Carne vencida, armazenada em temperaturas inadequadas, sem inspeção e com uso de produtos cancerígenos ou em excesso com objetivo de ocultar as características que deveriam impedir o consumo. Essa é a conclusão a que chegou a investigação de quase dois anos da Polícia Federal, que levou à realização da maior operação da história da corporação nesta sexta-feira, batizada de Carne Fraca.
Na mira da PF, estão gigantes do setor de carnes no país, como a BRF Brasil, dona das marcas Sadia e Perdigão, e a JBS, dona da Friboi, Seara e Swift, entre outras marcas, além de frigoríficos menores. Na conclusão do juiz federal Marcos Josegrei da Silva, todas as empresas investigadas cometeram ao menos uma das irregularidades apontadas acima. “Parece realismo mágico. Infelizmente, não é”, escreveu o magistrado.
No frigorífico Peccin, do Paraná, por exemplo, a investigação atestou, entre diversas irregularidades, a utilização de quantidades de carne muito menor do que a necessária na produção de seus produtos, que eram complementados com outras substâncias, e a utilização de carnes estragadas na composição de salsichas e linguiças. Conforme o juiz, a “maquiagem” dos alimentos podres era feita com ácido ascórbico, substância cancerígena cujo efeito é a melhora da cor e o aspecto de alimentos impróprios.
Na mesma empresa, uma escuta telefônica confirmou que era utilizada carne de cabeça de porco na composição de embutidos. Mesmo cientes de que isso é proibido, um funcionário ordena a compra de duas toneladas do produto para a fabricação de linguiças.
Há ainda, flagrante de trocas de etiquetas nas carnes, para alterar a validade, e enxerto de papelão no frango. Em mais de momento no despacho, o juiz cita casos de salmonela, bactéria que causa infecção intestinal graves, envolvendo a BRF. Além da direção saber da contaminação e negociar a liberação de frigoríficos com servidores, a empresa teve uma carga barrada em um porto da Itália, porque a bactéria foi identificada em pelo menos quatro contêineres. A planta da empresa, porém, continua em operação, segundo a PF, por interferência ilícita de fiscais do Ministério da Agricultura, que recebiam propina da empresa.
“A conclusão a que se chega é a de que a menor das preocupações que possuem é a de inspecionar a adequação aos parâmetros de qualidade dos produtos que depois serão consumidos por brasileiros e, nos casos de exportação, por estrangeiros”, apontou o juiz.
A OPERAÇÃO
Considerada a maior operação já realizada pela PF na história, cerca de 1,1 mil policiais federais cumprem 309 mandados judiciais, incluindo 27 de prisão preventiva, 11 de prisão temporária, 77 de condução coercitiva e 194 de busca e apreensão nas casas e nos locais de trabalho dos investigados.
Os mandados judiciais foram expedidos pela 4ª Vara da Justiça Federal de Curitiba e são cumpridos no Rio Grande do Sul, Distrito Federal, Paraná, em Santa Catarina, São Paulo, Minas Gerais e Goiás.
Diretores e donos das empresas estariam envolvidos diretamente nas fraudes, que contavam com a ajuda de servidores do Ministério da Agricultura, Pecuária e Abastecimento (Mapa), no Paraná, Goiás e Minas Gerais, que facilitavam a produção de produtos adulterados, emitindo certificados sanitários sem fiscalização.

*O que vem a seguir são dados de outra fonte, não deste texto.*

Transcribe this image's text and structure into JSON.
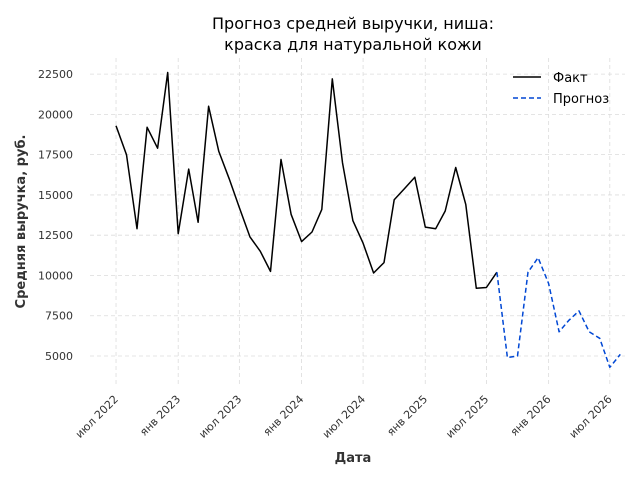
{
  "chart_data": {
    "type": "line",
    "title": [
      "Прогноз средней выручки, ниша:",
      "краска для натуральной кожи"
    ],
    "xlabel": "Дата",
    "ylabel": "Средняя выручка, руб.",
    "xlim": [
      "2022-04-15",
      "2026-08-15"
    ],
    "ylim": [
      3200,
      23500
    ],
    "x_ticks": [
      {
        "date": "2022-07-01",
        "label": "июл 2022"
      },
      {
        "date": "2023-01-01",
        "label": "янв 2023"
      },
      {
        "date": "2023-07-01",
        "label": "июл 2023"
      },
      {
        "date": "2024-01-01",
        "label": "янв 2024"
      },
      {
        "date": "2024-07-01",
        "label": "июл 2024"
      },
      {
        "date": "2025-01-01",
        "label": "янв 2025"
      },
      {
        "date": "2025-07-01",
        "label": "июл 2025"
      },
      {
        "date": "2026-01-01",
        "label": "янв 2026"
      },
      {
        "date": "2026-07-01",
        "label": "июл 2026"
      }
    ],
    "y_ticks": [
      5000,
      7500,
      10000,
      12500,
      15000,
      17500,
      20000,
      22500
    ],
    "grid": true,
    "legend_position": "top-right",
    "series": [
      {
        "name": "Факт",
        "color": "#000000",
        "style": "solid",
        "points": [
          [
            "2022-07-01",
            19300
          ],
          [
            "2022-08-01",
            17500
          ],
          [
            "2022-09-01",
            12900
          ],
          [
            "2022-10-01",
            19200
          ],
          [
            "2022-11-01",
            17900
          ],
          [
            "2022-12-01",
            22600
          ],
          [
            "2023-01-01",
            12600
          ],
          [
            "2023-02-01",
            16600
          ],
          [
            "2023-03-01",
            13300
          ],
          [
            "2023-04-01",
            20500
          ],
          [
            "2023-05-01",
            17700
          ],
          [
            "2023-06-01",
            16000
          ],
          [
            "2023-07-01",
            14200
          ],
          [
            "2023-08-01",
            12400
          ],
          [
            "2023-09-01",
            11500
          ],
          [
            "2023-10-01",
            10250
          ],
          [
            "2023-11-01",
            17200
          ],
          [
            "2023-12-01",
            13800
          ],
          [
            "2024-01-01",
            12100
          ],
          [
            "2024-02-01",
            12700
          ],
          [
            "2024-03-01",
            14100
          ],
          [
            "2024-04-01",
            22200
          ],
          [
            "2024-05-01",
            17000
          ],
          [
            "2024-06-01",
            13400
          ],
          [
            "2024-07-01",
            12000
          ],
          [
            "2024-08-01",
            10150
          ],
          [
            "2024-09-01",
            10800
          ],
          [
            "2024-10-01",
            14700
          ],
          [
            "2024-11-01",
            15400
          ],
          [
            "2024-12-01",
            16100
          ],
          [
            "2025-01-01",
            13000
          ],
          [
            "2025-02-01",
            12900
          ],
          [
            "2025-03-01",
            14000
          ],
          [
            "2025-04-01",
            16700
          ],
          [
            "2025-05-01",
            14400
          ],
          [
            "2025-06-01",
            9200
          ],
          [
            "2025-07-01",
            9250
          ],
          [
            "2025-08-01",
            10200
          ]
        ]
      },
      {
        "name": "Прогноз",
        "color": "#0047d4",
        "style": "dashed",
        "points": [
          [
            "2025-08-01",
            10200
          ],
          [
            "2025-09-01",
            4900
          ],
          [
            "2025-10-01",
            5000
          ],
          [
            "2025-11-01",
            10200
          ],
          [
            "2025-12-01",
            11100
          ],
          [
            "2026-01-01",
            9500
          ],
          [
            "2026-02-01",
            6500
          ],
          [
            "2026-03-01",
            7200
          ],
          [
            "2026-04-01",
            7800
          ],
          [
            "2026-05-01",
            6500
          ],
          [
            "2026-06-01",
            6100
          ],
          [
            "2026-07-01",
            4300
          ],
          [
            "2026-08-01",
            5100
          ]
        ]
      }
    ]
  }
}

Através de monitoramento telefônico, a PF descobriu que os servidores envolvidos pediram benefícios de todos os tipos: desde propinas em dinheiro, como pagamento de R$ 300 mil para campanha eleitoral, até pedidos de caixas de carnes, frango, pizzas, ração para animais e embutidos, além também de favores, como a obtenção gratuita de botas e roupas de trabalho, apoio para familiar fazer teste em escola de futebol e viagens.
“Dedo”, “luva” e “documento” eram alguns dos termos usados pelos fiscais agropecuários para o pedido de propina.
A investigação apontou que, inclusive, um executivo da BRF tinha acesso ao login e à senha do sistema de processos administrativos do Mapa, que é de uso exclusivo dos servidores.